Ainsi peuvent être pris en charge les frais de téléphone ou de taxi que vous
évoquez. L'autre partie de la prestation doit être consacrée à la rémunération
de personnel. Mais la loi permet de rémunérer tous types de personnels et non
les seules aides ménagères, contrairement à ce que vous semblez indiquer dans
votre question. Je me permets d'insister sur le fait que la profession d'aide
ménagère inclut l'obligation de confidentialité et, d'une manière générale,
offre des garanties de professionnalisme qui paraissent indéniables.
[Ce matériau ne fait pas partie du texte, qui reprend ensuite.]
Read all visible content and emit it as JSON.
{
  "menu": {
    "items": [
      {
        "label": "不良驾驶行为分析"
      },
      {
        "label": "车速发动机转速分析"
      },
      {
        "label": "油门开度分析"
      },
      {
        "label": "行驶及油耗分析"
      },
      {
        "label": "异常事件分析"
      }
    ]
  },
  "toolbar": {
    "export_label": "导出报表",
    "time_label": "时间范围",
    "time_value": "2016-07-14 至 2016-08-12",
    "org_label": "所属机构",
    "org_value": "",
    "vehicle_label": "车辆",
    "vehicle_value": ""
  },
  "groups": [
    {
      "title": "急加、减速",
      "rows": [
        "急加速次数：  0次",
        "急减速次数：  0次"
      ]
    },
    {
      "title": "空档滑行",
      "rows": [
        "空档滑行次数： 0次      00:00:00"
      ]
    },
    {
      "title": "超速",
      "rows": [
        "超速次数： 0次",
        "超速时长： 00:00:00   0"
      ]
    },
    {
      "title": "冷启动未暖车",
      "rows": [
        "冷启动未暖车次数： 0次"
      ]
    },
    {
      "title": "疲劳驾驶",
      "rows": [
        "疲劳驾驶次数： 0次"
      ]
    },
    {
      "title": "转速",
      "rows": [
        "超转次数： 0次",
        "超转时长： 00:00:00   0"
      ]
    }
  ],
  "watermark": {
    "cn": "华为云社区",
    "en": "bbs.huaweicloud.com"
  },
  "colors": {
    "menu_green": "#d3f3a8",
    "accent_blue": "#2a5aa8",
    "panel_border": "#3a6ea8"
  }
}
Je vous rappellerai également que l'institution de la PSD vise, dans l'esprit
de ses promoteurs, à mettre fin à des pratiques, jugées trop fréquentes, de
thésaurisation de l'ACTP qui ne profitaient pas toujours à la personne la plus
concernée, c'est-à-dire l'allocataire.
Ce nouveau dispositif juridique qui est entré en vigueur au milieu de l'année
1997 fera l'objet, comme Mme Aubry l'a indiqué lors de l'installation du comité
national de la coordination gérontologique, le CNCG, d'une analyse très
approfondie de sa première année d'application. Au vu des dysfonctionnements
qui, selon moi, ne manqueront pas d'être relevés, le Gouvernement prendra par
voie réglementaire ou proposera au Parlement les modifications jugées
nécessaires.
J'ai d'ailleurs demandé aux départements, représentés au CNCG, de faire en
sorte que les anomalies qui seront constatées dans la fixation des montants de
la prestation spécifique dépendance en établissement par certains d'entre eux
soient corrigées d'ici au début du printemps.
Pardonnez-moi d'avoir été aussi long mais, en cette matière, nous avions
besoin de ces précisions, qui n'éclaircissent d'ailleurs pas complètement la
question.
M. Philippe Marini.
Je demande la parole.
M. le président.
La parole est à M. Marini.
M. Philippe Marini.
Monsieur le secrétaire d'Etat, je vous remercie de ces précisions. Si
l'éclaircissement n'est pas complet, néanmoins c'est un bon début ; c'est en
tout cas un exposé de méthode qui sera certainement utile pour les
concertations futures.
J'ai, en effet, compris que, au terme d'une année d'application de la loi sur
la PSD, vous alliez prendre l'initiative de rencontrer des acteurs de terrain,
les associations représentatives des différentes catégories d'utilisateurs tant
de l'ACTP, loi de 1975, que de la PSD, loi de 1997.
J'ai également cru comprendre que, à la suite de cet examen, vous alliez
tâcher d'identifier les aspects les plus délicats qui nécessiteraient des
évolutions réglementaires ou législatives. Cette clarification sera en tout
état de cause utile. Il me semble, en effet, que le Parlement, lorsqu'il a
souhaité l'instauration de la PSD, n'a pu régler du premier coup toutes les
difficultés susceptibles d'apparaître, en particulier dans les situations
transitoires existant entre le handicap et la vieillesse ou la grande
vieillesse : le handicap non lié à la vieillesse qui est aggravé par cette
dernière et le handicap qui n'apparaît que du fait du grand ou du très grand
âge.
Ce sont évidemment des sujets sociaux, thérapeutiques, voire moraux, qui sont
très délicats et extrêmement importants dans notre société.
J'attends donc avec intérêt, monsieur le secrétaire d'Etat, les résultats des
concertations auxquelles il sera procédé et les mesures nouvelles que vous
envisageriez de présenter dans l'esprit de ce que vous avez annoncé,
c'est-à-dire dans un esprit de clarification : d'un côté, le régime spécifique
du handicap, de l'autre, le régime d'aide à la personne nécessitée par l'état
de grande dépendance propre à la vieillesse ou à la grande vieillesse avec,
bien évidemment, des phases transitoires ou des situations qu'il faut gérer au
mieux et dans l'esprit le plus empirique.